2. In der amtlichen Begründung zu § 7 ThürTierKBG heißt es, die Vorschrift erfülle die Anforderungen von Art. 14 Abs. 3 GG für den Fall, daß Maßnahmen nach diesem Gesetz oder aufgrund dieses Gesetzes im Einzelfalle eine Enteignung darstellten und eine Entschädigung hierfür nicht ausdrücklich vorgesehen sei. Diese Betrachtungsweise knüpft ersichtlich an den in der früheren Rechtsprechung des Senates bis zum Naßauskiesungsbeschluß des Bundesverfassungsgerichts (BVerfGE 58, 300) vertretenen weiten Enteignungsbegriff an (vgl. Senatsurteil BGHZ 121, 328, 332). Im Lichte der inzwischen gewandelten höchstrichterlichen Rechtsprechung stellt diese „salvatorische” Entschädigungsvorschrift eine Ausgleichsregelung im Rahmen der Inhaltsbestimmung des Eigentums dar, die nicht an Art. 14 Abs. 3 GG zu messen ist (vgl. dazu Senatsurteile BGHZ 121, 73, 78; 121, 328, 332; 123, 242, 244; 126, 379, 381; Urteil vom 15. Februar 1996 – III ZR 49/95 = DVBl. 1996, 671, 672 sowie Urteil III ZR 82/95 vom heutigen Tage, für BGHZ vorgesehen). Ausgleichspflichtig ist die Beeinträchtigung einer als Eigentum geschützten Rechtsposition, durch die – wenn kein Ausgleich in Geld erfolgt – der Eigentümer unverhältnismäßig oder im Verhältnis zu anderen ungleich in unzumutbarer Weise belastet wird (so zuletzt Senatsurteil vom 15. Februar 1996 a.a.O.). Dem Berufungsgericht ist darin beizupflichten, daß ein „Eingriff” in eine eigentumsmäßig geschützte Rechtsposition der Klägerin bereits tatbestandsmäßig nicht vorgelegen hat.

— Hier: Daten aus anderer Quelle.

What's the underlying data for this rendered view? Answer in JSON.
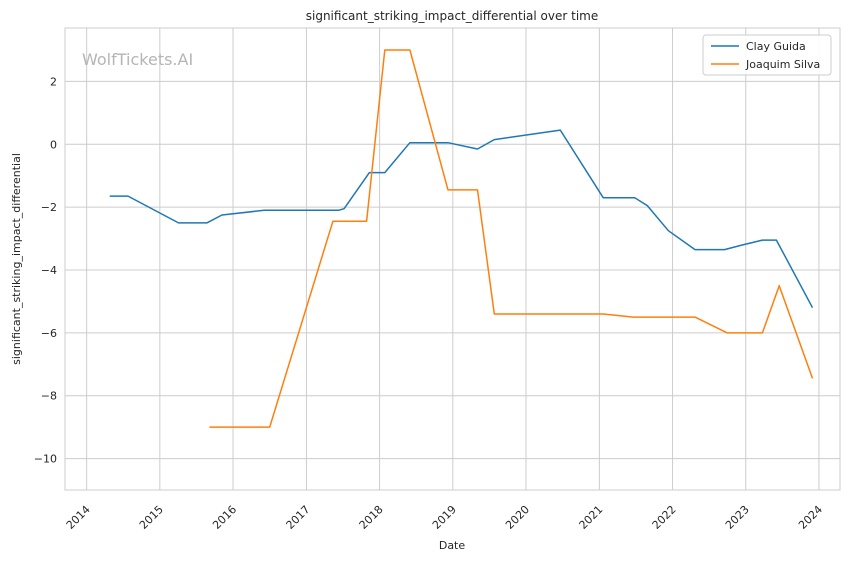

3. Allerdings würde – unterstellt, die Tierkörperbeseitigung hätte zum bestandsgeschützten Kernbereich des Gewerbes der Klägerin gehört – die Stillegung der beiden Tierkörperbeseitigungsanstalten den Rahmen einer noch zulässigen Inhaltsbestimmung des Eigentums auch dann überschreiten, wenn der Klägerin insoweit ein Ausgleich zuerkannt werden könnte. Diese Kompensationsmöglichkeit gestattet es nämlich nicht, auch besonders schwerwiegende, in die Substanz des Eigentums eingreifende Belastungen noch als verfassungsrechtlich unbedenkliche Inhaltsbestimmungen im Sinne des Art. 14 Abs. 1 Satz 2 GG anzusehen. Eine zulässige Inhaltsbestimmung kann daher bei besonders einschneidenden, etwa existenzbedrohenden oder gar existenzvernichtenden Eingriffen in einen bestandsgeschützten Gewerbebetrieb zu verneinen sein (Senatsurteil BGHZ 121, 328, 337 f). Im vorliegenden Fall hatte die Klägerin bereits in der Klageschrift vorgetragen, ihr werde durch die Stillegung der Tierkörperbeseitigungsanstalten die wirtschaftliche Grundlage völlig entzogen. Auch bei der Berechnung ihres Entschädigungsanspruchs hatte sie geltend gemacht, die Tierkörperbeseitigungsanstalt S. sei komplett stillgelegt worden, und der Betrieb der Tierkörperbeseitigungsanstalt E. habe nur in dem Restbereich der Herstellung von Flüssigfutter weitergeführt werden können.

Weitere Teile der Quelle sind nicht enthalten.